Home News Friday Afternoon News, April 19th

Friday Afternoon News, April 19th

Woodbury County Considering Building New Jail

SIOUX CITY, Iowa (AP) – Woodbury County officials have been discussing plans for a new county jail and a bond issue to pay for it.
County board chairman Keith Radig told the Sioux City Journal on Thursday that it makes more sense to build a jail that could cost between $35 million and $50 million than pay $12 million to $14 million for repairs on the current, 234-bed facility. It opened in 1987.
Radig says a new jail with 300 to 440 beds would provide extra space to accept federal detainees. The county could contract with federal immigration officials and receive around 80 inmates a day on average. The resulting hundreds of thousands of dollars in revenue could possibly eliminate the need to pay back construction debt with property taxes.

 

 

Columbia Woman Charged With E-mail Fraud

CEDAR RAPIDS, Iowa (AP) – A woman from Colombia has been sentenced for her role in an email scheme that defrauded companies in Iowa and other states.
Prosecutors say Karina Henao was sentenced Thursday in U.S. District Court in Cedar Rapids to 13 months in prison. Henao also was ordered to pay more than $297,000 in restitution.
She pleaded guilty in November to wire fraud. Prosecutors say she’d been living in Florida.
A court document says Henao admitted that from September through November 2017 she participated in a scheme to infiltrate or otherwise gain access to email systems in order to divert money from the businesses’ bank accounts.

 

 

Rural Bankers Concerned About Economy Due To Flooding

OMAHA, Neb. (AP) – A monthly survey of rural bankers in parts of 10 Plains and Western states shows about one of every five expects an increase in farm loan defaults stemming from last month’s devastating Midwest floods.
The Rural Mainstreet survey for April, released Thursday, shows the survey’s overall index dropping from 52.9 in March to 50 this month.
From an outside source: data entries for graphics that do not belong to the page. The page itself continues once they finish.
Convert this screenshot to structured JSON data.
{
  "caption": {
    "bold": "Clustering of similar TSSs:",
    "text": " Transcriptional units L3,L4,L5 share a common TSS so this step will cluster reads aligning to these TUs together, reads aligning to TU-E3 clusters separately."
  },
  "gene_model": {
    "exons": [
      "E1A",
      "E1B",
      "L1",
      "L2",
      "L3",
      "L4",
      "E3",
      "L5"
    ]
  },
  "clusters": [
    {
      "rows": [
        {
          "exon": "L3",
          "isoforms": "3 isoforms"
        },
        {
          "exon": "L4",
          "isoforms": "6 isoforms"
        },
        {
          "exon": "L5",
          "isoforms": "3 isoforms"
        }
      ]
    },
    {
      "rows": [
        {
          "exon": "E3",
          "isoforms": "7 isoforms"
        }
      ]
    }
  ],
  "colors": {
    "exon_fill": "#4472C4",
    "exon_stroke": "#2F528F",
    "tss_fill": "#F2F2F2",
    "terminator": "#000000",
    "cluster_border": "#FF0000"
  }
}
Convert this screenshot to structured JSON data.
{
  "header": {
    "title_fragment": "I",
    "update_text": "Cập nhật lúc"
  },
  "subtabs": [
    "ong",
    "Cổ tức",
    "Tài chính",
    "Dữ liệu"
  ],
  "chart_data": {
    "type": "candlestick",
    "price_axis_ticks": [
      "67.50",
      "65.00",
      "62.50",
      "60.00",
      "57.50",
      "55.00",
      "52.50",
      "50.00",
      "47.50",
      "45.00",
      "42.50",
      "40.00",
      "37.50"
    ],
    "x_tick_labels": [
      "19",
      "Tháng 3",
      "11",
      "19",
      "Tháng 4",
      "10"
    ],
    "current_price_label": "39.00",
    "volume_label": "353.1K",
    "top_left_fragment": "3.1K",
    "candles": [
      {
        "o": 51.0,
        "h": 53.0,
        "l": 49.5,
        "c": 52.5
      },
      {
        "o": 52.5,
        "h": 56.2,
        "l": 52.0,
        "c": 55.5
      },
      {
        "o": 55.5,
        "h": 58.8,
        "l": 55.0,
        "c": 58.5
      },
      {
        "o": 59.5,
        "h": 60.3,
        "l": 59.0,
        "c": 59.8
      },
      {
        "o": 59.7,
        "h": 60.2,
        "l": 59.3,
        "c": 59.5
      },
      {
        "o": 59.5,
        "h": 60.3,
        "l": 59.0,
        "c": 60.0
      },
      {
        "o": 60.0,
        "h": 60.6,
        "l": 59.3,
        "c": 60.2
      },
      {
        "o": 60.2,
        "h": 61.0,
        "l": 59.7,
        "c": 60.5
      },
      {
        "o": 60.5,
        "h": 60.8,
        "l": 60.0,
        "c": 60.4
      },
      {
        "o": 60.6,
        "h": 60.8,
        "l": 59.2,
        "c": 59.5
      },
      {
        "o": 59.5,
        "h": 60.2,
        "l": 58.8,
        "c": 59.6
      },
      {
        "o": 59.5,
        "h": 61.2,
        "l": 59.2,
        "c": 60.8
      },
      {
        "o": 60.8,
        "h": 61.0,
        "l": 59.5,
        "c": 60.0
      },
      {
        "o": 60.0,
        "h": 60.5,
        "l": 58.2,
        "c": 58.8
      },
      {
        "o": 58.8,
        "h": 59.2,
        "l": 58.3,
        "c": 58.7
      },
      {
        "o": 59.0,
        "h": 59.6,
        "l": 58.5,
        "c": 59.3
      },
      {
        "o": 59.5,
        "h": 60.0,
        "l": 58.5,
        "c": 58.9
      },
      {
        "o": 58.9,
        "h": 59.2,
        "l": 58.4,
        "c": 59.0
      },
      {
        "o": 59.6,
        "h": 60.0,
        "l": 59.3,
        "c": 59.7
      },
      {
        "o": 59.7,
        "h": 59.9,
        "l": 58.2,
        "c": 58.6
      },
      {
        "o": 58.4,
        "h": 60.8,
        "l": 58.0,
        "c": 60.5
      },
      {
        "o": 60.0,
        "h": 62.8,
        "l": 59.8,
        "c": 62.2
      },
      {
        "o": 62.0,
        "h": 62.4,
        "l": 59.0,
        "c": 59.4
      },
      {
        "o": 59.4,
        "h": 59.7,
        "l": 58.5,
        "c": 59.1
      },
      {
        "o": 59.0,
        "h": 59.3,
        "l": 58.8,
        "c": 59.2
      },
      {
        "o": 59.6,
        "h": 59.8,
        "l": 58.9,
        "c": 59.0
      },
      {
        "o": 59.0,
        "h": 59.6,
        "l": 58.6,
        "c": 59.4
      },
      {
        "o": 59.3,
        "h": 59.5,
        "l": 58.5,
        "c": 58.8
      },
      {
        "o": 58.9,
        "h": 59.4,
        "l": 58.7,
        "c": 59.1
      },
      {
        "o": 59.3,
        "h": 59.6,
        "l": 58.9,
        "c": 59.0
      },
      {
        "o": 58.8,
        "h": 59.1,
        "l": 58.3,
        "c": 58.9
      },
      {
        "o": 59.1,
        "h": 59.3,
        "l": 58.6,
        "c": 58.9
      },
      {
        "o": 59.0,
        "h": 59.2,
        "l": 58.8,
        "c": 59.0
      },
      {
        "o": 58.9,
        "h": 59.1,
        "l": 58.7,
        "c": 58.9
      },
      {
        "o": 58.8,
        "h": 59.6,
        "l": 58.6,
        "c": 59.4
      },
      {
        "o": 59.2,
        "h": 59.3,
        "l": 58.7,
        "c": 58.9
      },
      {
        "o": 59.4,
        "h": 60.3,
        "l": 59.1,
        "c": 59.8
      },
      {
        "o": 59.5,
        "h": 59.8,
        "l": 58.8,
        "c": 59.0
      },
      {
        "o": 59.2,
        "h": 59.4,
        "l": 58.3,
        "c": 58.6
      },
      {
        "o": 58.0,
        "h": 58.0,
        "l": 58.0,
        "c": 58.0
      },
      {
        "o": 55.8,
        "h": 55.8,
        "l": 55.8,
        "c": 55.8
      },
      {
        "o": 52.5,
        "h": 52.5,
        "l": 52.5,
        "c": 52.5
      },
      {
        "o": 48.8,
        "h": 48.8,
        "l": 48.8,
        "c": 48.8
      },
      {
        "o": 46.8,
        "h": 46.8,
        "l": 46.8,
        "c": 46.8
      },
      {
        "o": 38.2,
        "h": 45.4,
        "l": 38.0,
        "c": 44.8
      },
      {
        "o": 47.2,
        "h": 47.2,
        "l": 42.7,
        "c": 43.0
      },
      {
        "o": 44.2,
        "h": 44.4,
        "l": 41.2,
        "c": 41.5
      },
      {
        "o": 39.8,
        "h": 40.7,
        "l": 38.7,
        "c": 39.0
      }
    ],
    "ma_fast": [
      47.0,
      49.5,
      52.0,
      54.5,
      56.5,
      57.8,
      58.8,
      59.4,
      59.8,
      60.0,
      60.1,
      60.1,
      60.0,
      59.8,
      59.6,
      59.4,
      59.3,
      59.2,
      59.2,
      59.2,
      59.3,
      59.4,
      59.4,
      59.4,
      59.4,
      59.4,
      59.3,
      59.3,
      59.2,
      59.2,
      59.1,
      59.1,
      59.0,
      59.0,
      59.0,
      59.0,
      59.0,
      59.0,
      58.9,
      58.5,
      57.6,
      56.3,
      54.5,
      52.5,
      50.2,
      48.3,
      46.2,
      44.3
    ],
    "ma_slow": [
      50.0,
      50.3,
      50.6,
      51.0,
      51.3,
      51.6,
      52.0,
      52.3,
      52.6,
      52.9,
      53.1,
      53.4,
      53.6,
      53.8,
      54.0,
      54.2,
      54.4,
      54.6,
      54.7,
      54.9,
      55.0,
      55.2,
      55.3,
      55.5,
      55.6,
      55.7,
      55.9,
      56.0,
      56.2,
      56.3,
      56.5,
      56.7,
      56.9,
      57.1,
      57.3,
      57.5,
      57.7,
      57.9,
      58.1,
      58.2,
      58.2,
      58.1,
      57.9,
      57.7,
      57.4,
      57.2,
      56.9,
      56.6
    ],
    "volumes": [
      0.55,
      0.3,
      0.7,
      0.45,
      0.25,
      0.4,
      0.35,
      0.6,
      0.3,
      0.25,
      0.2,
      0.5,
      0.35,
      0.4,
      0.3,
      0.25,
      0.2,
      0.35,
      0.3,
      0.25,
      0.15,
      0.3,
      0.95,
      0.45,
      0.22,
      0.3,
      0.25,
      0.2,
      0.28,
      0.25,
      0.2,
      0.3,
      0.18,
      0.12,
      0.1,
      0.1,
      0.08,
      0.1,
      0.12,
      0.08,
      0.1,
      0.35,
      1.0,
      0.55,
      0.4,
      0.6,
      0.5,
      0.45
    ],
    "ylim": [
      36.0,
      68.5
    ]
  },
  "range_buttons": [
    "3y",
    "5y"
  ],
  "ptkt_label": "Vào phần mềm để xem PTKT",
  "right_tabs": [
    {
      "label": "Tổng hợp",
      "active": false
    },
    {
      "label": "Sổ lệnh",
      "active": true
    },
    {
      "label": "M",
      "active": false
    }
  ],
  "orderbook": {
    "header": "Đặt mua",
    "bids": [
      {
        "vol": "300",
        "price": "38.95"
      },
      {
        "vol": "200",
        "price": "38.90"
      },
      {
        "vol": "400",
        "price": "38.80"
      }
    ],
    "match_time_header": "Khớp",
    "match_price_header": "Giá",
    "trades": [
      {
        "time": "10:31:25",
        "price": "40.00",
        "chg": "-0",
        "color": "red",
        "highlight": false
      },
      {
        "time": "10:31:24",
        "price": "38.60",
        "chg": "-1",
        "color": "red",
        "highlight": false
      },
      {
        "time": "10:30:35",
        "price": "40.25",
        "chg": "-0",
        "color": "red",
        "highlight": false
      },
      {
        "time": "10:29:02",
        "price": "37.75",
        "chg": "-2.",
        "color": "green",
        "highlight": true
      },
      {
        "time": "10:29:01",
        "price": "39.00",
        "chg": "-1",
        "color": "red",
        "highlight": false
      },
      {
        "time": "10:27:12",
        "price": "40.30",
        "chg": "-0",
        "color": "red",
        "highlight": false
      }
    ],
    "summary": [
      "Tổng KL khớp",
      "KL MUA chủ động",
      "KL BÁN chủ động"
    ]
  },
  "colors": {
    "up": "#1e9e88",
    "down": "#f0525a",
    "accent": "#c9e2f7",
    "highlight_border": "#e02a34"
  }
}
Any score above 50 suggests a growing economy, while a score below 50 indicates a shrinking economy.
Creighton University economist Ernie Goss, who oversees the survey, says “43.8 percent of bank CEOs indicated that the recent floods were having a negative impact on their local economy.”
Bankers also noted that farm loans for April surged as the borrowing index climbed to 81.3, the highest recorded since the survey began in 2006.
Bankers from Colorado, Illinois, Iowa, Kansas, Minnesota, Missouri, Nebraska, North Dakota, South Dakota and Wyoming were surveyed.

 

 

New Technology Used For Flood Control

MEMPHIS, Tenn. (AP) – An arsenal of new technology is being put to the test fighting floods this year as rivers inundate towns and farm fields across the central United States. Drones, supercomputers and sonar that scans deep under
water are helping to maintain flood control projects, and predicting just where rivers will roar out of their banks.
U.S. scientists said in their spring weather outlook that 13 million
people are at risk of major inundation from flooding, with another 41 million people are at risk of moderate flooding.
Forecasters with the National Oceanic and Atmospheric Administration are now able to monitor a vastly larger part of the nation’s river system with a new computer model.
Emergency officials also can simulate various scenarios, predicting what could happen if flooding washes away a levee or crashes through a dam.